MEXICO CITY – The truck stolen on Monday while it was transporting “extremely dangerous” radioactive material was found Wednesday, officials with Mexico’s National Commission for Nuclear Safety and Safeguards confirmed.

The radioactive material was said to be still with the vehicle but its container had been opened – presumably by the thieves – and removed from the truck.

“This means that the person or persons who removed it now must be feeling the symptoms of acute radiation (poisoning),” said Mardonio Jimenez, a physicist with the nuclear safety commission.

The thieves have already died or are “at the point of dying because it was a very high intensity,” he added, although since the truck was found abandoned in a rural area some 30 or 40 kilometers (19 to 25 miles) from where it was stolen authorities have said there is no danger to the general public.

Meanwhile, local media, without identifying their sources, reported that the truck was found in the town of Hueypoxtla, in the central state of Mexico.

Mexico City and six of the country’s 31 states were on alert Wednesday after the theft of what U.N. nuclear regulators described as “extremely dangerous” radioactive material used in medicine.

A truck carrying a teletherapy source containing cobalt-60 was stolen Monday in Tepojaco, a town in the central state of Hidalgo.

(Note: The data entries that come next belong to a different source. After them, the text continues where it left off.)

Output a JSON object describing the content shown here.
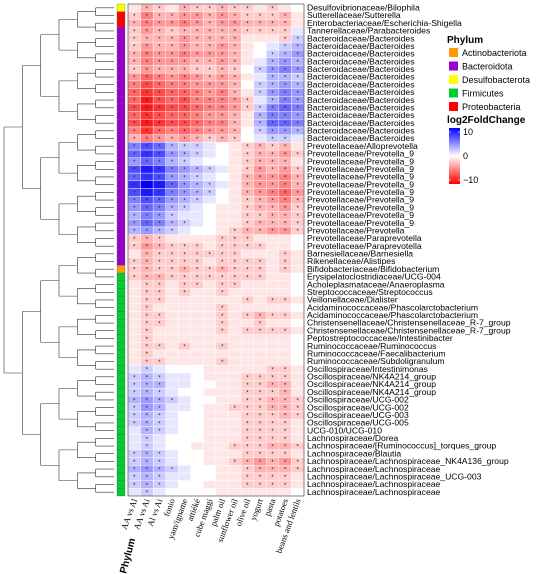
{
  "chart_data": {
    "type": "heatmap",
    "color_scale": {
      "min": -10,
      "mid": 0,
      "max": 10,
      "low_color": "#ff0000",
      "mid_color": "#ffffff",
      "high_color": "#0000ff"
    },
    "phylum_colors": {
      "Actinobacteriota": "#ff9900",
      "Bacteroidota": "#9900cc",
      "Desulfobacterota": "#ffff00",
      "Firmicutes": "#00cc33",
      "Proteobacteria": "#ff0000"
    },
    "columns": [
      "AA vs Al",
      "AA vs Ai",
      "Al vs Ai",
      "fonio",
      "yam/igname",
      "attiéké",
      "cube maggi",
      "palm oil",
      "sunflower oil",
      "olive oil",
      "yogurt",
      "pasta",
      "potatoes",
      "beans and lentils"
    ],
    "rows": [
      {
        "label": "Desulfovibrionaceae/Bilophila",
        "phylum": "Desulfobacterota"
      },
      {
        "label": "Sutterellaceae/Sutterella",
        "phylum": "Proteobacteria"
      },
      {
        "label": "Enterobacteriaceae/Escherichia-Shigella",
        "phylum": "Proteobacteria"
      },
      {
        "label": "Tannerellaceae/Parabacteroides",
        "phylum": "Bacteroidota"
      },
      {
        "label": "Bacteroidaceae/Bacteroides",
        "phylum": "Bacteroidota"
      },
      {
        "label": "Bacteroidaceae/Bacteroides",
        "phylum": "Bacteroidota"
      },
      {
        "label": "Bacteroidaceae/Bacteroides",
        "phylum": "Bacteroidota"
      },
      {
        "label": "Bacteroidaceae/Bacteroides",
        "phylum": "Bacteroidota"
      },
      {
        "label": "Bacteroidaceae/Bacteroides",
        "phylum": "Bacteroidota"
      },
      {
        "label": "Bacteroidaceae/Bacteroides",
        "phylum": "Bacteroidota"
      },
      {
        "label": "Bacteroidaceae/Bacteroides",
        "phylum": "Bacteroidota"
      },
      {
        "label": "Bacteroidaceae/Bacteroides",
        "phylum": "Bacteroidota"
      },
      {
        "label": "Bacteroidaceae/Bacteroides",
        "phylum": "Bacteroidota"
      },
      {
        "label": "Bacteroidaceae/Bacteroides",
        "phylum": "Bacteroidota"
      },
      {
        "label": "Bacteroidaceae/Bacteroides",
        "phylum": "Bacteroidota"
      },
      {
        "label": "Bacteroidaceae/Bacteroides",
        "phylum": "Bacteroidota"
      },
      {
        "label": "Bacteroidaceae/Bacteroides",
        "phylum": "Bacteroidota"
      },
      {
        "label": "Bacteroidaceae/Bacteroides",
        "phylum": "Bacteroidota"
      },
      {
        "label": "Prevotellaceae/Alloprevotella",
        "phylum": "Bacteroidota"
      },
      {
        "label": "Prevotellaceae/Prevotella_9",
        "phylum": "Bacteroidota"
      },
      {
        "label": "Prevotellaceae/Prevotella_9",
        "phylum": "Bacteroidota"
      },
      {
        "label": "Prevotellaceae/Prevotella_9",
        "phylum": "Bacteroidota"
      },
      {
        "label": "Prevotellaceae/Prevotella_9",
        "phylum": "Bacteroidota"
      },
      {
        "label": "Prevotellaceae/Prevotella_9",
        "phylum": "Bacteroidota"
      },
      {
        "label": "Prevotellaceae/Prevotella_9",
        "phylum": "Bacteroidota"
      },
      {
        "label": "Prevotellaceae/Prevotella_9",
        "phylum": "Bacteroidota"
      },
      {
        "label": "Prevotellaceae/Prevotella_9",
        "phylum": "Bacteroidota"
      },
      {
        "label": "Prevotellaceae/Prevotella_9",
        "phylum": "Bacteroidota"
      },
      {
        "label": "Prevotellaceae/Prevotella_9",
        "phylum": "Bacteroidota"
      },
      {
        "label": "Prevotellaceae/Prevotella",
        "phylum": "Bacteroidota"
      },
      {
        "label": "Prevotellaceae/Paraprevotella",
        "phylum": "Bacteroidota"
      },
      {
        "label": "Prevotellaceae/Paraprevotella",
        "phylum": "Bacteroidota"
      },
      {
        "label": "Barnesiellaceae/Barnesiella",
        "phylum": "Bacteroidota"
      },
      {
        "label": "Rikenellaceae/Alistipes",
        "phylum": "Bacteroidota"
      },
      {
        "label": "Bifidobacteriaceae/Bifidobacterium",
        "phylum": "Actinobacteriota"
      },
      {
        "label": "Erysipelatoclostridiaceae/UCG-004",
        "phylum": "Firmicutes"
      },
      {
        "label": "Acholeplasmataceae/Anaeroplasma",
        "phylum": "Firmicutes"
      },
      {
        "label": "Streptococcaceae/Streptococcus",
        "phylum": "Firmicutes"
      },
      {
        "label": "Veillonellaceae/Dialister",
        "phylum": "Firmicutes"
      },
      {
        "label": "Acidaminococcaceae/Phascolarctobacterium",
        "phylum": "Firmicutes"
      },
      {
        "label": "Acidaminococcaceae/Phascolarctobacterium",
        "phylum": "Firmicutes"
      },
      {
        "label": "Christensenellaceae/Christensenellaceae_R-7_group",
        "phylum": "Firmicutes"
      },
      {
        "label": "Christensenellaceae/Christensenellaceae_R-7_group",
        "phylum": "Firmicutes"
      },
      {
        "label": "Peptostreptococcaceae/Intestinibacter",
        "phylum": "Firmicutes"
      },
      {
        "label": "Ruminococcaceae/Ruminococcus",
        "phylum": "Firmicutes"
      },
      {
        "label": "Ruminococcaceae/Faecalibacterium",
        "phylum": "Firmicutes"
      },
      {
        "label": "Ruminococcaceae/Subdoligranulum",
        "phylum": "Firmicutes"
      },
      {
        "label": "Oscillospiraceae/Intestinimonas",
        "phylum": "Firmicutes"
      },
      {
        "label": "Oscillospiraceae/NK4A214_group",
        "phylum": "Firmicutes"
      },
      {
        "label": "Oscillospiraceae/NK4A214_group",
        "phylum": "Firmicutes"
      },
      {
        "label": "Oscillospiraceae/NK4A214_group",
        "phylum": "Firmicutes"
      },
      {
        "label": "Oscillospiraceae/UCG-002",
        "phylum": "Firmicutes"
      },
      {
        "label": "Oscillospiraceae/UCG-002",
        "phylum": "Firmicutes"
      },
      {
        "label": "Oscillospiraceae/UCG-003",
        "phylum": "Firmicutes"
      },
      {
        "label": "Oscillospiraceae/UCG-005",
        "phylum": "Firmicutes"
      },
      {
        "label": "UCG-010/UCG-010",
        "phylum": "Firmicutes"
      },
      {
        "label": "Lachnospiraceae/Dorea",
        "phylum": "Firmicutes"
      },
      {
        "label": "Lachnospiraceae/[Ruminococcus]_torques_group",
        "phylum": "Firmicutes"
      },
      {
        "label": "Lachnospiraceae/Blautia",
        "phylum": "Firmicutes"
      },
      {
        "label": "Lachnospiraceae/Lachnospiraceae_NK4A136_group",
        "phylum": "Firmicutes"
      },
      {
        "label": "Lachnospiraceae/Lachnospiraceae",
        "phylum": "Firmicutes"
      },
      {
        "label": "Lachnospiraceae/Lachnospiraceae_UCG-003",
        "phylum": "Firmicutes"
      },
      {
        "label": "Lachnospiraceae/Lachnospiraceae",
        "phylum": "Firmicutes"
      },
      {
        "label": "Lachnospiraceae/Lachnospiraceae",
        "phylum": "Firmicutes"
      }
    ],
    "values": [
      [
        -1,
        -3,
        -2,
        -1,
        -3,
        -2,
        -2,
        -3,
        -2,
        -2,
        -1,
        -2,
        -1,
        0
      ],
      [
        -2,
        -5,
        -3,
        -3,
        -4,
        -4,
        -3,
        -4,
        -3,
        -2,
        -2,
        -2,
        -3,
        -1
      ],
      [
        -3,
        -5,
        -4,
        -4,
        -5,
        -4,
        -3,
        -4,
        -4,
        -3,
        -3,
        -3,
        -3,
        -1
      ],
      [
        -2,
        -4,
        -3,
        -2,
        -3,
        -3,
        -3,
        -3,
        -3,
        -2,
        -2,
        -2,
        -2,
        1
      ],
      [
        -2,
        -3,
        -3,
        -3,
        -4,
        -3,
        -3,
        -3,
        -3,
        -1,
        -1,
        -1,
        -2,
        2
      ],
      [
        -2,
        -4,
        -3,
        -3,
        -4,
        -3,
        -3,
        -4,
        -3,
        -1,
        0,
        1,
        2,
        3
      ],
      [
        -3,
        -5,
        -4,
        -4,
        -5,
        -4,
        -4,
        -4,
        -3,
        -1,
        0,
        2,
        3,
        4
      ],
      [
        -3,
        -5,
        -4,
        -4,
        -4,
        -3,
        -3,
        -4,
        -3,
        -1,
        1,
        3,
        4,
        3
      ],
      [
        -2,
        -4,
        -3,
        -3,
        -3,
        -2,
        -2,
        -3,
        -2,
        0,
        2,
        4,
        5,
        4
      ],
      [
        -4,
        -6,
        -5,
        -4,
        -5,
        -4,
        -3,
        -4,
        -3,
        -1,
        1,
        3,
        3,
        2
      ],
      [
        -5,
        -7,
        -6,
        -5,
        -5,
        -4,
        -4,
        -4,
        -3,
        0,
        2,
        3,
        4,
        3
      ],
      [
        -6,
        -8,
        -7,
        -6,
        -6,
        -5,
        -4,
        -5,
        -3,
        -1,
        2,
        4,
        5,
        4
      ],
      [
        -6,
        -9,
        -7,
        -6,
        -7,
        -5,
        -5,
        -5,
        -4,
        -2,
        1,
        3,
        5,
        4
      ],
      [
        -7,
        -9,
        -8,
        -7,
        -7,
        -6,
        -5,
        -5,
        -4,
        -2,
        2,
        5,
        6,
        5
      ],
      [
        -6,
        -8,
        -7,
        -6,
        -6,
        -5,
        -4,
        -4,
        -3,
        -1,
        3,
        5,
        5,
        4
      ],
      [
        -7,
        -9,
        -8,
        -7,
        -7,
        -6,
        -5,
        -5,
        -3,
        -1,
        3,
        6,
        6,
        5
      ],
      [
        -5,
        -8,
        -6,
        -5,
        -6,
        -5,
        -4,
        -4,
        -3,
        0,
        2,
        4,
        4,
        3
      ],
      [
        -3,
        -5,
        -4,
        -3,
        -4,
        -3,
        -2,
        -3,
        -2,
        0,
        1,
        2,
        2,
        1
      ],
      [
        5,
        7,
        6,
        3,
        2,
        2,
        1,
        0,
        -1,
        -2,
        -3,
        -2,
        -3,
        -1
      ],
      [
        6,
        8,
        7,
        4,
        3,
        2,
        1,
        0,
        -1,
        -2,
        -3,
        -3,
        -4,
        -2
      ],
      [
        4,
        6,
        5,
        3,
        2,
        1,
        0,
        0,
        -1,
        -2,
        -3,
        -3,
        -3,
        -1
      ],
      [
        7,
        9,
        8,
        5,
        4,
        3,
        2,
        1,
        -1,
        -2,
        -4,
        -3,
        -4,
        -2
      ],
      [
        6,
        8,
        7,
        4,
        3,
        2,
        1,
        0,
        -1,
        -3,
        -4,
        -4,
        -5,
        -3
      ],
      [
        8,
        10,
        9,
        6,
        4,
        3,
        2,
        1,
        -1,
        -3,
        -4,
        -4,
        -5,
        -3
      ],
      [
        7,
        9,
        8,
        5,
        4,
        3,
        2,
        0,
        -1,
        -3,
        -4,
        -5,
        -6,
        -4
      ],
      [
        5,
        7,
        6,
        4,
        3,
        2,
        1,
        0,
        -1,
        -2,
        -3,
        -4,
        -5,
        -3
      ],
      [
        4,
        6,
        5,
        3,
        2,
        1,
        0,
        -1,
        -1,
        -2,
        -3,
        -3,
        -4,
        -2
      ],
      [
        3,
        5,
        4,
        2,
        1,
        1,
        0,
        -1,
        -1,
        -2,
        -2,
        -3,
        -3,
        -2
      ],
      [
        4,
        6,
        5,
        3,
        2,
        1,
        0,
        -1,
        -1,
        -2,
        -3,
        -3,
        -3,
        -2
      ],
      [
        3,
        4,
        3,
        2,
        1,
        0,
        0,
        -1,
        -2,
        -3,
        -3,
        -4,
        -4,
        -2
      ],
      [
        -2,
        -3,
        -2,
        -1,
        -1,
        -1,
        -1,
        -2,
        -2,
        -2,
        -1,
        -1,
        -1,
        0
      ],
      [
        -2,
        -4,
        -3,
        -2,
        -2,
        -2,
        -1,
        -2,
        -2,
        -2,
        -2,
        -1,
        -1,
        0
      ],
      [
        -1,
        -3,
        -2,
        -2,
        -2,
        -2,
        -2,
        -2,
        -2,
        -1,
        -1,
        -1,
        -2,
        -1
      ],
      [
        -2,
        -3,
        -2,
        -2,
        -2,
        -2,
        -1,
        -2,
        -2,
        -2,
        -2,
        -1,
        -2,
        -1
      ],
      [
        -2,
        -3,
        -2,
        -2,
        -3,
        -2,
        -2,
        -3,
        -2,
        -2,
        -2,
        -1,
        -2,
        -1
      ],
      [
        -2,
        -3,
        -3,
        -2,
        -2,
        -2,
        -2,
        -2,
        -2,
        -2,
        -2,
        -1,
        -1,
        0
      ],
      [
        -1,
        -2,
        -2,
        -1,
        -2,
        -2,
        -1,
        -2,
        -2,
        -1,
        -1,
        -1,
        -1,
        0
      ],
      [
        -1,
        -2,
        -2,
        -1,
        -2,
        -1,
        -1,
        -2,
        -1,
        -1,
        -1,
        -1,
        -1,
        0
      ],
      [
        -1,
        -2,
        -2,
        -1,
        -1,
        -1,
        -1,
        -1,
        -1,
        -2,
        -1,
        -2,
        -2,
        -1
      ],
      [
        -1,
        -2,
        -1,
        -1,
        -1,
        -1,
        -1,
        -2,
        -1,
        -1,
        -1,
        -1,
        -1,
        0
      ],
      [
        -1,
        -2,
        -2,
        -1,
        -1,
        -1,
        -1,
        -2,
        -1,
        -2,
        -3,
        -2,
        -2,
        -1
      ],
      [
        -1,
        -2,
        -2,
        -1,
        -1,
        -1,
        -1,
        -2,
        -1,
        -1,
        -2,
        -1,
        -1,
        0
      ],
      [
        -1,
        -2,
        -1,
        -1,
        -1,
        -1,
        -1,
        -2,
        -1,
        -2,
        -2,
        -2,
        -2,
        -1
      ],
      [
        -1,
        -2,
        -1,
        -1,
        -1,
        -1,
        -1,
        -1,
        -1,
        -1,
        -1,
        -1,
        -1,
        0
      ],
      [
        -1,
        -2,
        -2,
        -1,
        -2,
        -1,
        -1,
        -2,
        -1,
        -1,
        -1,
        -1,
        -1,
        0
      ],
      [
        -1,
        -2,
        -1,
        -1,
        -1,
        -1,
        -1,
        -1,
        -1,
        -1,
        -1,
        -1,
        -1,
        0
      ],
      [
        -1,
        -2,
        -2,
        -1,
        -1,
        -1,
        -1,
        -2,
        -1,
        -1,
        -1,
        -1,
        -1,
        0
      ],
      [
        1,
        2,
        1,
        0,
        0,
        0,
        -1,
        -1,
        -1,
        -1,
        -1,
        -2,
        -2,
        -1
      ],
      [
        2,
        3,
        2,
        1,
        1,
        0,
        -1,
        -1,
        -1,
        -2,
        -2,
        -2,
        -2,
        -1
      ],
      [
        2,
        3,
        3,
        1,
        1,
        0,
        0,
        -1,
        -1,
        -2,
        -2,
        -3,
        -3,
        -1
      ],
      [
        2,
        3,
        2,
        1,
        0,
        0,
        -1,
        -1,
        -1,
        -2,
        -2,
        -2,
        -3,
        -1
      ],
      [
        3,
        4,
        3,
        2,
        1,
        0,
        0,
        -1,
        -1,
        -2,
        -2,
        -3,
        -3,
        -2
      ],
      [
        2,
        4,
        3,
        1,
        1,
        0,
        -1,
        -1,
        -2,
        -2,
        -2,
        -3,
        -3,
        -2
      ],
      [
        2,
        3,
        2,
        1,
        0,
        0,
        -1,
        -1,
        -1,
        -2,
        -2,
        -2,
        -3,
        -2
      ],
      [
        2,
        3,
        2,
        1,
        0,
        0,
        -1,
        -1,
        -1,
        -2,
        -2,
        -2,
        -2,
        -1
      ],
      [
        1,
        3,
        2,
        1,
        0,
        0,
        -1,
        -1,
        -1,
        -2,
        -2,
        -2,
        -2,
        -1
      ],
      [
        1,
        2,
        1,
        0,
        0,
        0,
        -1,
        -1,
        -1,
        -2,
        -2,
        -2,
        -2,
        -1
      ],
      [
        1,
        2,
        1,
        0,
        0,
        -1,
        -1,
        -1,
        -2,
        -2,
        -2,
        -3,
        -3,
        -2
      ],
      [
        2,
        3,
        2,
        1,
        0,
        0,
        -1,
        -1,
        -1,
        -2,
        -2,
        -2,
        -2,
        -1
      ],
      [
        2,
        3,
        2,
        1,
        0,
        0,
        -1,
        -1,
        -2,
        -3,
        -4,
        -3,
        -4,
        -2
      ],
      [
        3,
        4,
        3,
        2,
        1,
        0,
        0,
        -1,
        -1,
        -2,
        -3,
        -3,
        -3,
        -2
      ],
      [
        2,
        3,
        2,
        1,
        1,
        0,
        0,
        -1,
        -1,
        -2,
        -2,
        -2,
        -2,
        -1
      ],
      [
        2,
        3,
        2,
        1,
        0,
        0,
        -1,
        -1,
        -1,
        -2,
        -2,
        -2,
        -2,
        -1
      ],
      [
        1,
        2,
        1,
        0,
        0,
        0,
        0,
        -1,
        -1,
        -1,
        -1,
        -1,
        -1,
        0
      ]
    ]
  },
  "legend": {
    "phylum_title": "Phylum",
    "phylum_items": [
      "Actinobacteriota",
      "Bacteroidota",
      "Desulfobacterota",
      "Firmicutes",
      "Proteobacteria"
    ],
    "scale_title": "log2FoldChange",
    "scale_ticks": [
      "10",
      "0",
      "−10"
    ]
  },
  "axis": {
    "phylum_label": "Phylum"
  }
}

The vehicle was en route from a hospital in the northern border city of Tijuana to a storage facility for radioactive waste.

The search for the truck and its potentially dangerous cargo focused on Mexico City, Hidalgo, the central states of Mexico, Queretaro, Tlaxcala and Puebla and the Gulf coast state of Veracruz.

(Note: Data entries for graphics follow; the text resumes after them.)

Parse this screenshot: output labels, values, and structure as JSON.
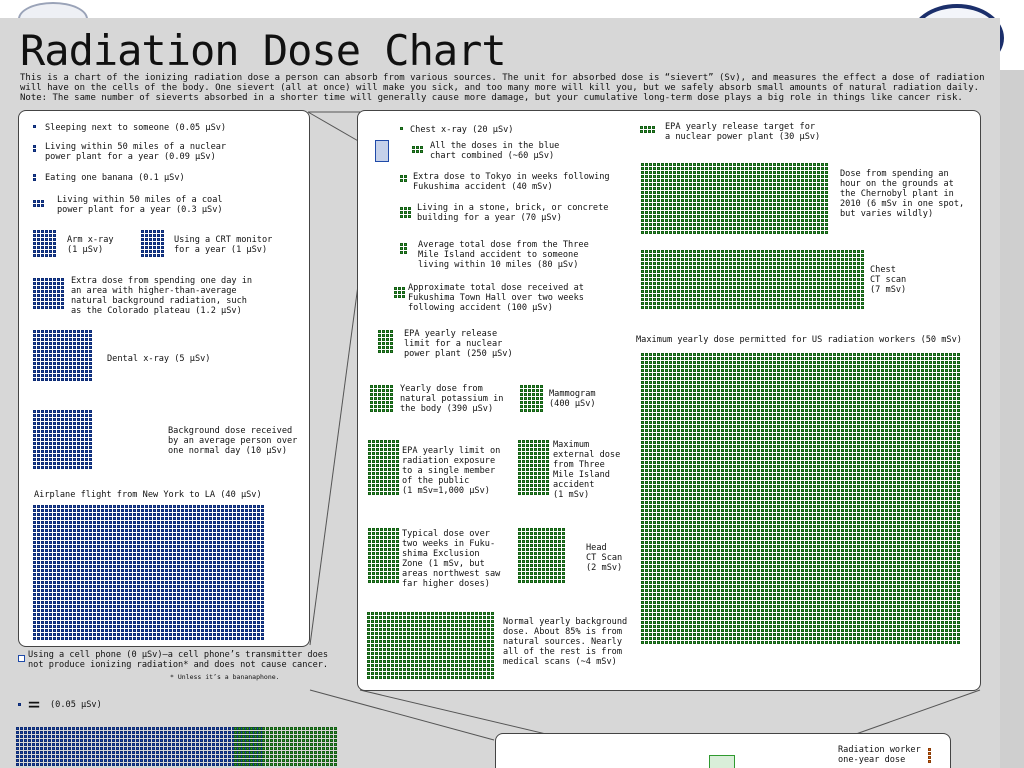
{
  "chart": {
    "title": "Radiation Dose Chart",
    "intro_lines": [
      "This is a chart of the ionizing radiation dose a person can absorb from various sources. The unit for absorbed dose is “sievert” (Sv), and measures the effect a dose of radiation",
      "will have on the cells of the body. One sievert (all at once) will make you sick, and too many more will kill you, but we safely absorb small amounts of natural radiation daily.",
      "Note: The same number of sieverts absorbed in a shorter time will generally cause more damage, but your cumulative long-term dose plays a big role in things like cancer risk."
    ],
    "colors": {
      "blue": "#1f4aa8",
      "blue_dark": "#0d2b74",
      "green": "#2f9a2f",
      "green_dark": "#145c14",
      "orange": "#e36b12"
    }
  },
  "blue_panel": {
    "items": [
      {
        "label": "Sleeping next to someone (0.05 µSv)"
      },
      {
        "label": "Living within 50 miles of a nuclear\npower plant for a year (0.09 µSv)"
      },
      {
        "label": "Eating one banana (0.1 µSv)"
      },
      {
        "label": "Living within 50 miles of a coal\npower plant for a year (0.3 µSv)"
      },
      {
        "label": "Arm x-ray\n(1 µSv)"
      },
      {
        "label": "Using a CRT monitor\nfor a year (1 µSv)"
      },
      {
        "label": "Extra dose from spending one day in\nan area with higher-than-average\nnatural background radiation, such\nas the Colorado plateau (1.2 µSv)"
      },
      {
        "label": "Dental x-ray (5 µSv)"
      },
      {
        "label": "Background dose received\nby an average person over\none normal day (10 µSv)"
      },
      {
        "label": "Airplane flight from New York to LA (40 µSv)"
      }
    ],
    "cell_phone_note": "Using a cell phone (0 µSv)—a cell phone’s transmitter does\nnot produce ionizing radiation* and does not cause cancer.",
    "footnote": "* Unless it’s a bananaphone."
  },
  "green_panel": {
    "items": [
      {
        "label": "Chest x-ray (20 µSv)"
      },
      {
        "label": "All the doses in the blue\nchart combined (~60 µSv)"
      },
      {
        "label": "Extra dose to Tokyo in weeks following\nFukushima accident (40 mSv)"
      },
      {
        "label": "Living in a stone, brick, or concrete\nbuilding for a year (70 µSv)"
      },
      {
        "label": "Average total dose from the Three\nMile Island accident to someone\nliving within 10 miles (80 µSv)"
      },
      {
        "label": "Approximate total dose received at\nFukushima Town Hall over two weeks\nfollowing accident (100 µSv)"
      },
      {
        "label": "EPA yearly release\nlimit for a nuclear\npower plant (250 µSv)"
      },
      {
        "label": "Yearly dose from\nnatural potassium in\nthe body (390 µSv)"
      },
      {
        "label": "Mammogram\n(400 µSv)"
      },
      {
        "label": "EPA yearly limit on\nradiation exposure\nto a single member\nof the public\n(1 mSv=1,000 µSv)"
      },
      {
        "label": "Maximum\nexternal dose\nfrom Three\nMile Island\naccident\n(1 mSv)"
      },
      {
        "label": "Typical dose over\ntwo weeks in Fuku-\nshima Exclusion\nZone (1 mSv, but\nareas northwest saw\nfar higher doses)"
      },
      {
        "label": "Head\nCT Scan\n(2 mSv)"
      },
      {
        "label": "Normal yearly background\ndose. About 85% is from\nnatural sources. Nearly\nall of the rest is from\nmedical scans (~4 mSv)"
      },
      {
        "label": "EPA yearly release target for\na nuclear power plant (30 µSv)"
      },
      {
        "label": "Dose from spending an\nhour on the grounds at\nthe Chernobyl plant in\n2010 (6 mSv in one spot,\nbut varies wildly)"
      },
      {
        "label": "Chest\nCT scan\n(7 mSv)"
      },
      {
        "label": "Maximum yearly dose permitted for US radiation workers (50 mSv)"
      }
    ]
  },
  "bottom": {
    "legend_label": "(0.05 µSv)",
    "legend_equals": "=",
    "orange_label": "Radiation worker\none-year dose"
  }
}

The source containing the cobalt-60 was “shielded and does not represent a risk” as long as the vessel was not broken or tampered with, Hidalgo undersecretary for emergency services Miguel Garcia Conde told Efe earlier.

Should the shielding be breached, anyone in close proximity to the radioactive material would be in grave danger, he said, though adding that “we are not talking about a community exposed to radiation.”

Mexican authorities issued an appeal to the thieves to leave the container intact.

The International Atomic Energy Agency said Wednesday that it learned of the theft from Mexico’s nuclear safety commission.

“At the time the truck was stolen, the source was properly shielded. However, the source could be extremely dangerous to a person if removed from the shielding, or if it was damaged,” the IAEA said in a statement.